Kiss may use demonic imagery in their stage shows but they generally stayed away from dark subject matters in their music – particularly in their big hits. Their biggest hit is an exception. Here’s how a a predominantly male concert audience and a horrible car accident inspired what sounds like a fun party song.
The classic Kiss album designed to appeal to girls
For their album Destroyer, Kiss worked with producer Bob Ezrin. According to Loudwire, Ezrin went to a Kiss concert and noticed there weren’t many girls in the audience. He felt Kiss should make an album that appealed to females more than their previous material. He wanted Kiss to come across like the tough, sensitive characters Marlon Brando played in movies such as The Wild One and On the Waterfront. In adddition, Ezrin wanted the brand to sing less about a certain subject matter.

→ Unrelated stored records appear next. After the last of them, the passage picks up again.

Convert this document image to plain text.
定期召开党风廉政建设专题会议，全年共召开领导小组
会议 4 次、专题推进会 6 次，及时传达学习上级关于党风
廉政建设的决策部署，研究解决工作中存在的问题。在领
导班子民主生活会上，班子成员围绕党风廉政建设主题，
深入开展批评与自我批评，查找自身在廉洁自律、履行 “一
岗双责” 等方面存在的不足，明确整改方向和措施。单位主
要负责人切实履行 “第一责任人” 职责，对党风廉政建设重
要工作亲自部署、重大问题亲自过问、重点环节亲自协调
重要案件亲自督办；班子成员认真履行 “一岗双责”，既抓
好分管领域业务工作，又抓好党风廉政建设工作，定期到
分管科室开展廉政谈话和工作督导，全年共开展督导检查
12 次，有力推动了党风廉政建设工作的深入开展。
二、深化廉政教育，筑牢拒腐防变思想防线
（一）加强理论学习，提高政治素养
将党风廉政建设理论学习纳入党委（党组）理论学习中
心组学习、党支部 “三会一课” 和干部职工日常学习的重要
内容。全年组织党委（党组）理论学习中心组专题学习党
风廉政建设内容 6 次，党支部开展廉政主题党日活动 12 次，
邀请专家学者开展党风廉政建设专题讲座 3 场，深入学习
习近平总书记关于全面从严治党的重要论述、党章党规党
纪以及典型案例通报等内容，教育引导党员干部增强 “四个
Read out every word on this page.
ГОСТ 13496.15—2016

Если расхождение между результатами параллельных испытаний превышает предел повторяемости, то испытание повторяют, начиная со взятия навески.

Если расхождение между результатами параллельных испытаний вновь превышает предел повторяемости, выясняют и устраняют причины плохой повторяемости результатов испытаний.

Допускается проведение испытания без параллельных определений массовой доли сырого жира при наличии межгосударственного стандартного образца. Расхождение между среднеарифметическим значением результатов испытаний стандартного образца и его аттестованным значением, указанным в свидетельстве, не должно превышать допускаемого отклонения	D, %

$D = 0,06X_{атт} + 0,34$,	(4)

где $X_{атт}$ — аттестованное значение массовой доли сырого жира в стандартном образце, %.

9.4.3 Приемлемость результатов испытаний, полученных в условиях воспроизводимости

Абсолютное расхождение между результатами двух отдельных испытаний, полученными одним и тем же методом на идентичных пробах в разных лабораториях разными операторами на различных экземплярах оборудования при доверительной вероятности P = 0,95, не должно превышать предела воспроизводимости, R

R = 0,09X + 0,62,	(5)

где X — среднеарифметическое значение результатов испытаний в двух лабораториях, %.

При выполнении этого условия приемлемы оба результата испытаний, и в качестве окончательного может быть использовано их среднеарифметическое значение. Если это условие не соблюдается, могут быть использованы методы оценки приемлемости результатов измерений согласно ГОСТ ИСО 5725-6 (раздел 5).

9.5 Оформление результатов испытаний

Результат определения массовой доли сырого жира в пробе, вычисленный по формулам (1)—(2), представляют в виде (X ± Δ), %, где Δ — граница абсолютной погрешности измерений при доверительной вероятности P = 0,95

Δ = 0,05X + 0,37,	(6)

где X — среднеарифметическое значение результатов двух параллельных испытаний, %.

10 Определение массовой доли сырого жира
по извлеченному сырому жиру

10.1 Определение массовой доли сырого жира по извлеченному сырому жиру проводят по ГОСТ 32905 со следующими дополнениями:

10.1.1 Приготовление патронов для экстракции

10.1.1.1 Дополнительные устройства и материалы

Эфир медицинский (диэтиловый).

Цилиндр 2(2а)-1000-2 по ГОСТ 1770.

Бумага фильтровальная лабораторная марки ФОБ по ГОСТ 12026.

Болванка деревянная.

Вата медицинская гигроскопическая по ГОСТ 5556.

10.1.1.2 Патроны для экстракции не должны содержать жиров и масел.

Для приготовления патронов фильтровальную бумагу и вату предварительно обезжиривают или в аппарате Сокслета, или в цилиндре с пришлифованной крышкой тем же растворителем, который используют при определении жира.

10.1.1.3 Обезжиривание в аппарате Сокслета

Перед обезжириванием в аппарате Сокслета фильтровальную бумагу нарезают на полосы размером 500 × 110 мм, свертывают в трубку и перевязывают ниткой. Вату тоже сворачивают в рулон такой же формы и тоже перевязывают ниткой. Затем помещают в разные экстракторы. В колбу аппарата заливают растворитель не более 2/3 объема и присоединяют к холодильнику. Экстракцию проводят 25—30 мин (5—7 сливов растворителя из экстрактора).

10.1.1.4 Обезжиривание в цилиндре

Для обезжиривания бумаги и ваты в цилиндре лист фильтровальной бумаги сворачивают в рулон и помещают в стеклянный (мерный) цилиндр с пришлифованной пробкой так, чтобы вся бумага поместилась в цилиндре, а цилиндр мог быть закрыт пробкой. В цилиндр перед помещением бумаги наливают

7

How a car accident and 1970s R&B songs inspired a classic hit
According to the book Kiss Behind the Mask – The Official Authorized Biography, band member Paul Stanley said Ezrin encouraged Kiss to write fewer songs about sex. Stanley admitted it was difficult for him and his bandmates to do what Ezrin said because their lives were so oversexed at the time. Stanley wrote a guitar riff and a hook but he didn’t know what the track was going to be about — except that it was going to be about Detroit. Then, he thought of something morbid.
Stanley remembered that someone who was on their way to attend a Kiss concert in Charlotte got hit by a car and died. “I remember thinking how weird it is how people’s lives end so quickly,” Stanley recalled. “People can be on their way to something that’s really a party and a celebration of being alive and die in the process of doing it.” Simmons wrote a bassline for the song that was influenced by R&B music — a bassline which he said was very different from most of his work. Simmons compared the bassline to Issac Hayes’ “Theme from Shaft” and Curtis Mayfield’s “Freddie’s Dead (Theme From ‘Superfly’).”
How Paul Stanley and the public reacted to ‘Detroit Rock City’
“That’s one of the songs I’m most proud of having written,” guitarist and vocalist Stanley told Loudwire. “’Detroit Rock City’ is a fleshed-out song that’s dramatic and big. It’s the difference between a regular movie and IMAX. Between the music and the lyrics it broadens the scope of the presentation and it’s still pretty spectacular.” Ezrin said “Detroit Rock City” resonated with girls because it had “heart.”
Kiss released “Detroit Rock City” as a double A-side single alongside the plaintive ballad “Beth,” a much different song. Audiences really responded to the double A-side. It peaked at the seventh place on the Billboard Hot 100. Aside from the 1980s ballad “Forever,” Kiss never reached the top 10 again. “Detroit Rock City” is so beloved that a cult teen comedy was named after it. “Detroit Rock City” remains one of Kiss’ most enduring songs — even if it has tragic origins.